1Berkshire CEO on Berkshire Blueprint 2.0: 'We think it's time for a new narrative'
PITTSFIELD — Sort the local economy into clusters, and pursue action plans specific to each group.
That is the central approach of an ambitious strategy designed to guide the Berkshire economy over the next decade.
During a presentation Friday at the Colonial Theatre, economic leaders released their Berkshire Blueprint 2.0, an 80-page, self-described "action plan" that outlines the current state of the local economy and provides recommendations for moving it forward. The release of the plan was the culmination of two years' worth of work.
Berkshire Blueprint 2.0 is the successor to the original Berkshire Blueprint, which was released in 2007. The report's development was overseen by 1Berkshire, the county's state-designated economic development agency.
"We think it's time for a new narrative," said Jonathan Butler, President and CEO of 1Berkshire.
The report breaks down the Berkshire economy into five groups, or "clusters": advanced manufacturing, the creative economy, food and agriculture, health care, and hospitality and tourism.
During Friday's presentation, Butler and Benjamin Lamb, 1Berkshire's economic development director, discussed challenges and assets facing each of those clusters, and a series of "action steps" specific to each group that can be used as starting points for growth.
Use of the cluster model allows Berkshire Blueprint 2.0 to have a "central yet collaborative" structural support that provides significant attention to key growth areas of the Berkshire economy while also allowing "existing or future" industries to receive the attention they deserve, the report states.
The broad action steps relevant to all five economic clusters include the creation of a unified and effective leadership team; adopting a clear set of strategies directed at strengthening each cluster; establishing a set of defined roles and responsibilities for organizations in the system; and the initiation of a "culture of systems" performance standard.
Butler referred to the five clusters as " a new system for economic development in the Berkshires."
"Within [the plan] is contained an approach to work with our five economic development clusters and the potential to add more.
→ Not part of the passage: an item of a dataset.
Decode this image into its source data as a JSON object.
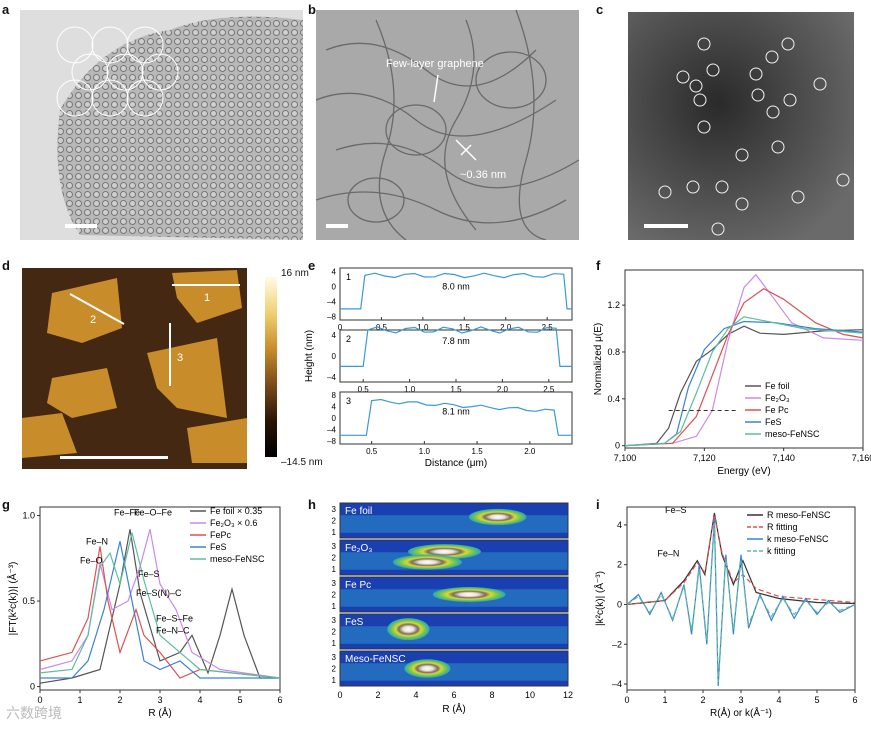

Beyond that, we're also venturing into themes that affect all industries in the Berkshires, public, private and nonprofit.
"We've created a system," he said. "This isn't just about a report that goes on a shelf. This is a new way to collaboratively approach economic challenges in the Berkshires."
The report also identifies several "cross cutting challenges" that affect the entire Berkshire economy — broadband access and infrastructure; energy costs; population limitations; transportation; accessibility and workforce development.
It includes information and research culled from more than 100 interviews overseen by a steering committee that had over 40 members.
Berkshire Blueprint 2.0 Committee Chairman Tyler Fairbank also chaired the committee that compiled the original Berkshire Blueprint. He described the new report as "the younger, more robust brother" of the old one.
"It was an amazing body of work," Fairbank said, referring to the original report. "It served us well, but we didn't get the full juice out of it that we should have."
State Sen. Adam Hinds, D-Pittsfield, said the information contained in Berkshire Blueprint 2.0 will allow local officials to present a comprehensive regional strategy to state officials when discussing future Berkshire economic development initiatives.
"What makes this process important is, it allows us to essentially leverage the work and the things that are highlighted here to say this is what we need from state resources," Hinds said.
"It's a deliberate plan to make sure that this is the pivot or the launch to make sure we are using this so we know where the investments have to go."
The report was released at the Colonial because that was also the site of the original report's release. Over 300 people had registered in advance to attend the two-hour ceremony, a number "that far exceeded expectations," Butler said. The attendees nearly filled the Colonial's orchestra section, which has 320 seats, according to theater officials.
Butler also said $50,000 in private money is being used to establish a Berkshire Blueprint Partnership Fund, which will work with partner organizations on recommendations that are contained in Berkshire Blueprint 2.0.